In that speech, he tells the story of two young goldfish who swim past an older one swimming in the opposite direction and who greets them with, “How’s the water?” The younger goldfish swim on until one eventually asks, “What the hell is water?”

Wallace imparts the wisdom that we all worship something, whether that be power, money or intellect. And we often do the worshipping unconsciously. The danger in worshipping these markers of success without knowing we are doing it is that we are doomed to always feel weak, poor or stupid.

The only way to prevent the insidious worshippy parts of human nature from hooping us, he says, is to recognize that we get to choose what we worship, and to do the hard work of constantly reminding ourselves of that truth.

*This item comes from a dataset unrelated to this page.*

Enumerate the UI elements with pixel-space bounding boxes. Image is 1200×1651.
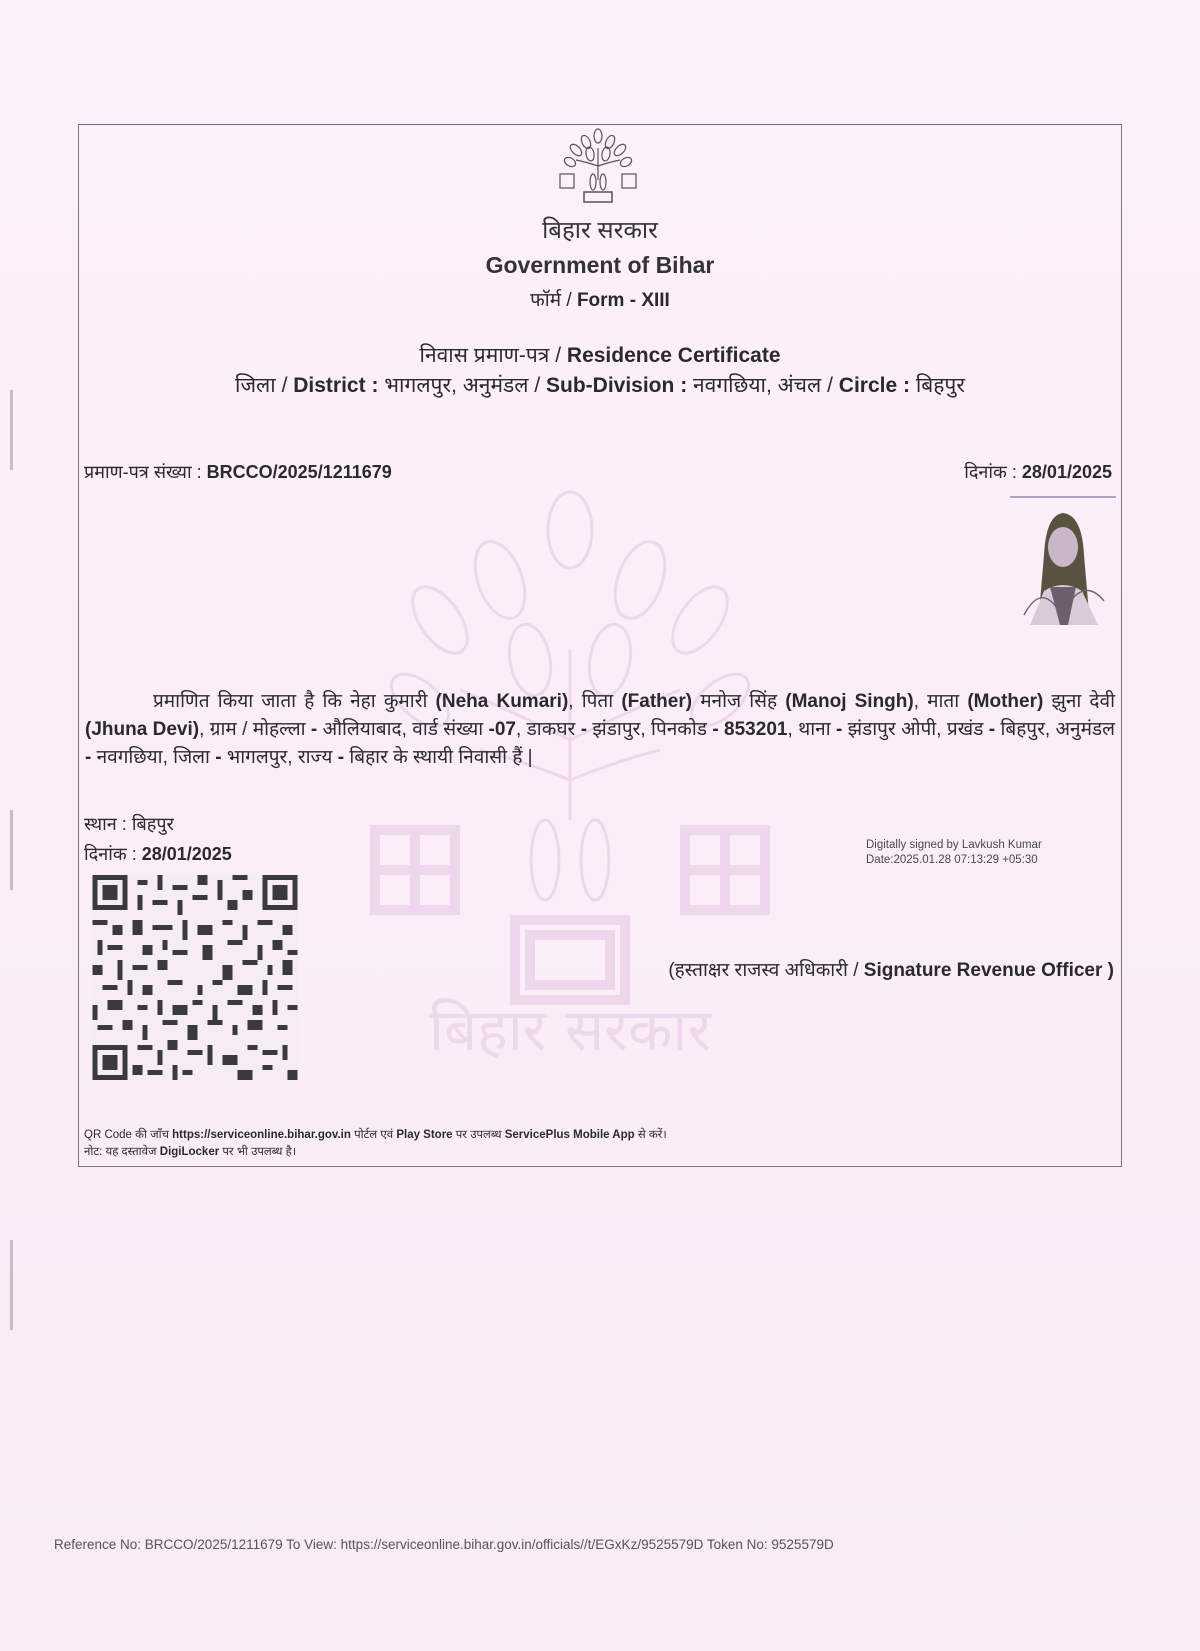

This year, more students than ever received awards and scholarships, thanks to a banner year of donations. And those students deserve to be credited.

But to the students who didn’t win an award, let it be known that this lack has no bearing on your ability to strive for what matters and will never stop you from choosing what to worship – or choosing not to worship at all. Don’t compare yourself to the winners – something I did, continue to do, and wish I could refrain from doing. Instead, choose to remind yourself, as Wallace did in 2005, that this is water.